OxSyBio, a UK-based 3D biological materials printing spinout from University of Oxford, received $13.9m in series A funding on Monday from a round that included commercialisation firm IP Group.
Fund manager Woodford Investment Management led the round, which also included spinout-focused investment firm Parkwalk Advisors, a subsidiary of IP Group. OxSyBio will receive part of the investment at certain milestones.
Spun out from Oxford’s Department of Chemistry in 2014, OxSyBio is developing a 3D printing platform that can print tissues to help repair or replace injured or diseased body parts. The platform uses living cells, non-living cells or hybrid materials.
The spinout is commercialising research conducted by Hagan Bayley, whose work also led to the creation of portable DNA and RNA sequencer developer, Oxford Nanopore Technologies. Nanopore most recently secured $126m in late 2016.
OxSyBio will use the capital to refine its artificial cell and 3D bioprinting technology.

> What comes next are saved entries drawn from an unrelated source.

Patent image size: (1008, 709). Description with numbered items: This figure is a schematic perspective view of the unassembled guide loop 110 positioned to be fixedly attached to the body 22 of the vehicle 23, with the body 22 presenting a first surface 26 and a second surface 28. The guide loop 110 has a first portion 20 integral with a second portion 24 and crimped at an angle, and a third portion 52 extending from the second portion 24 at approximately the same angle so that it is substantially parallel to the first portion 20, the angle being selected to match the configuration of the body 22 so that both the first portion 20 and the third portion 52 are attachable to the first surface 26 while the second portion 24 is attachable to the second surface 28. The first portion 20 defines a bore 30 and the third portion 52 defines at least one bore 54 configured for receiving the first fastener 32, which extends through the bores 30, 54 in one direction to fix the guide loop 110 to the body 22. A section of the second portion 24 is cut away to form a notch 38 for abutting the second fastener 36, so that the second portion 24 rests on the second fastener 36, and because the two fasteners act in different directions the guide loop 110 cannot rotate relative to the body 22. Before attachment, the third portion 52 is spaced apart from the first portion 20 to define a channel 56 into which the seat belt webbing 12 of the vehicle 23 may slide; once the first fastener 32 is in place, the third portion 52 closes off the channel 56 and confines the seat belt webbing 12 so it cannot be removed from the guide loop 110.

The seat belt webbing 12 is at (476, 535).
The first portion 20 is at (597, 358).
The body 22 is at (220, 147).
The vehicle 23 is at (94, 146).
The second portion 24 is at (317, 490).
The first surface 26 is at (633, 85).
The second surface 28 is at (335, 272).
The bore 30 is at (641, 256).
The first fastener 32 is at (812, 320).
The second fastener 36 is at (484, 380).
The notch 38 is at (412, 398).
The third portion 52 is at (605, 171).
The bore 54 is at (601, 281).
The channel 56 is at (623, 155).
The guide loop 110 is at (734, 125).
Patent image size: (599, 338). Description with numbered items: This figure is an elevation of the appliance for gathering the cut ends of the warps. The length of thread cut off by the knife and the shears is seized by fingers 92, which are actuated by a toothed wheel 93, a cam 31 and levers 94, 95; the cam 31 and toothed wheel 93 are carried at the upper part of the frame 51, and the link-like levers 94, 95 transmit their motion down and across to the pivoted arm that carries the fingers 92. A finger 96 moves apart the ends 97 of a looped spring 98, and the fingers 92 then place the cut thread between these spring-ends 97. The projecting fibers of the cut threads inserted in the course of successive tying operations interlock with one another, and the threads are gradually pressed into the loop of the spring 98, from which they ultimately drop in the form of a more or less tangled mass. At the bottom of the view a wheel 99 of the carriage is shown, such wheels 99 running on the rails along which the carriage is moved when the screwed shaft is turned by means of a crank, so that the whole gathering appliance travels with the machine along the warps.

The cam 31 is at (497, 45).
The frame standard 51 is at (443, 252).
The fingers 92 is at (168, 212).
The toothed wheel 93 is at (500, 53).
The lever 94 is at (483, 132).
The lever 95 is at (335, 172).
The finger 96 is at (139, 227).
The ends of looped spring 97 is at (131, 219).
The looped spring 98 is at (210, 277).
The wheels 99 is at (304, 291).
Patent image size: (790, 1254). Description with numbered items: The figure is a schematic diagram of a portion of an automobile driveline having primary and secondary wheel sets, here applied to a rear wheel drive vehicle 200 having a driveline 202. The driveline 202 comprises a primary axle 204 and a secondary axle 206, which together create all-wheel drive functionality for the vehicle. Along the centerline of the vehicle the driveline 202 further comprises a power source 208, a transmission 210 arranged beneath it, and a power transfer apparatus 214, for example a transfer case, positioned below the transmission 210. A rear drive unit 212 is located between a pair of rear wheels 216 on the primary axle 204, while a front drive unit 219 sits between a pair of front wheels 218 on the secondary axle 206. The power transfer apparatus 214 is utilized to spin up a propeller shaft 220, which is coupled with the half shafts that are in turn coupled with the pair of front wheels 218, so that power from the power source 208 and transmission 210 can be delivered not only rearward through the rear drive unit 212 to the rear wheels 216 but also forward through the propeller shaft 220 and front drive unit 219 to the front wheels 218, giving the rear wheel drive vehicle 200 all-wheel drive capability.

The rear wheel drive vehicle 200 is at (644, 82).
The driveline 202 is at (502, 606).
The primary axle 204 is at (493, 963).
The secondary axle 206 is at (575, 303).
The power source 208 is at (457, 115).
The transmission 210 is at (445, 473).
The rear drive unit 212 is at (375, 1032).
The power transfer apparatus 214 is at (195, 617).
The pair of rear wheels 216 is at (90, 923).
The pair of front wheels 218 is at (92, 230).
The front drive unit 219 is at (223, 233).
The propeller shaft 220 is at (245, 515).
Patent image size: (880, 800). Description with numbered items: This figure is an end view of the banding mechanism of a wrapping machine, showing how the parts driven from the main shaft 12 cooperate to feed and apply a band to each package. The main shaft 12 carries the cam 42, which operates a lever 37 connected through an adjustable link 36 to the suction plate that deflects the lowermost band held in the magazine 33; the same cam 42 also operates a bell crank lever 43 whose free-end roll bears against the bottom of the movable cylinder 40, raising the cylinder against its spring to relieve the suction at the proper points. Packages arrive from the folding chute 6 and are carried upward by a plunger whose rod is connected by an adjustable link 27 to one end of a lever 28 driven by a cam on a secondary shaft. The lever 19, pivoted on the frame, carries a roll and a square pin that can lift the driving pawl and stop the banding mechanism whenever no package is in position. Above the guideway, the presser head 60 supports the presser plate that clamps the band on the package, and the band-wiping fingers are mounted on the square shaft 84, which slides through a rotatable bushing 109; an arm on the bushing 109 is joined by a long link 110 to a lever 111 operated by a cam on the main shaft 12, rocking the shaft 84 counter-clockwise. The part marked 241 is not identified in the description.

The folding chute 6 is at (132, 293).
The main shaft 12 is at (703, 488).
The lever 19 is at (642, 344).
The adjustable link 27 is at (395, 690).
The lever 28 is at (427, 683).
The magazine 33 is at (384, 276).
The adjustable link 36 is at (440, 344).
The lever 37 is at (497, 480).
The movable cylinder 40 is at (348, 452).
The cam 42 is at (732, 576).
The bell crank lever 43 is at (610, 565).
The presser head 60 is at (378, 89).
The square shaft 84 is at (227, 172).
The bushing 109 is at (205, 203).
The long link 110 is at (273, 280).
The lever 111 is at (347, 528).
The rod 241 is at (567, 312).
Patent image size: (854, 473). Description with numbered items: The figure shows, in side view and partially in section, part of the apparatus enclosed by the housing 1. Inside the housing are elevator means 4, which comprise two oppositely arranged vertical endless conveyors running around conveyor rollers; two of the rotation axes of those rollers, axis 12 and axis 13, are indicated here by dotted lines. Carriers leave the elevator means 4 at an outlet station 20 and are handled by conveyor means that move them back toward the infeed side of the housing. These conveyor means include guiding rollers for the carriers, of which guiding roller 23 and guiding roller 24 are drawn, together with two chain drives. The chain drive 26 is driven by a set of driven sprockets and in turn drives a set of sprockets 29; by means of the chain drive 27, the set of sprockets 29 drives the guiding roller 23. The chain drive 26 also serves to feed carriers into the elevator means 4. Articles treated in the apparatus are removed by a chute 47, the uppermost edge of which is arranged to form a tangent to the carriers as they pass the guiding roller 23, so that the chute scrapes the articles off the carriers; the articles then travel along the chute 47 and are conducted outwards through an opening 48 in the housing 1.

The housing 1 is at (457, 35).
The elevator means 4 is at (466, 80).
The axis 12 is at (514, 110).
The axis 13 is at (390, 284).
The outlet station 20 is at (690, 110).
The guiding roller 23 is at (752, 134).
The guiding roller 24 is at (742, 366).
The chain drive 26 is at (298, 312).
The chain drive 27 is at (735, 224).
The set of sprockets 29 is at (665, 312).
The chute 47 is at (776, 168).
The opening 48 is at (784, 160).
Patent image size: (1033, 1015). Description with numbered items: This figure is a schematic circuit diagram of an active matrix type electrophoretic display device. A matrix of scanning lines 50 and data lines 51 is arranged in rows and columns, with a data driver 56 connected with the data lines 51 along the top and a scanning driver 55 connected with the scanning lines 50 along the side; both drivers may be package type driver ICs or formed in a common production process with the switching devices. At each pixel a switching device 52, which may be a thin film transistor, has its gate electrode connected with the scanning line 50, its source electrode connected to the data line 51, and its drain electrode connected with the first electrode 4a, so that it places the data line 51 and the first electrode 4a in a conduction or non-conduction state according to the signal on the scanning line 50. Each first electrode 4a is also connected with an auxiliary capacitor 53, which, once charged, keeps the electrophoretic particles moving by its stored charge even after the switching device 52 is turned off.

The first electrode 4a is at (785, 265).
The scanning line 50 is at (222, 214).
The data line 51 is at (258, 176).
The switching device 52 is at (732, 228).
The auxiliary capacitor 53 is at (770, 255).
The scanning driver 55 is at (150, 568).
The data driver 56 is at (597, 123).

Parkwalk Advisors previously revealed it had backed the series A round in February 2018. The spinout had previously raised $1.7m in seed capital from IP Group four years previously.
Hadrian Green, chief executive of OxSyBio, said: “Biological functions are difficult to create using electrical or mechanical devices, therefore, harnessing the power of biological materials in non-living devices will be highly disruptive.
“This investment is testament to the power of the original ideas and the hard work of our chief technology officer Sam Olof, the OxSyBio team and the founding lab to turn research into reality.”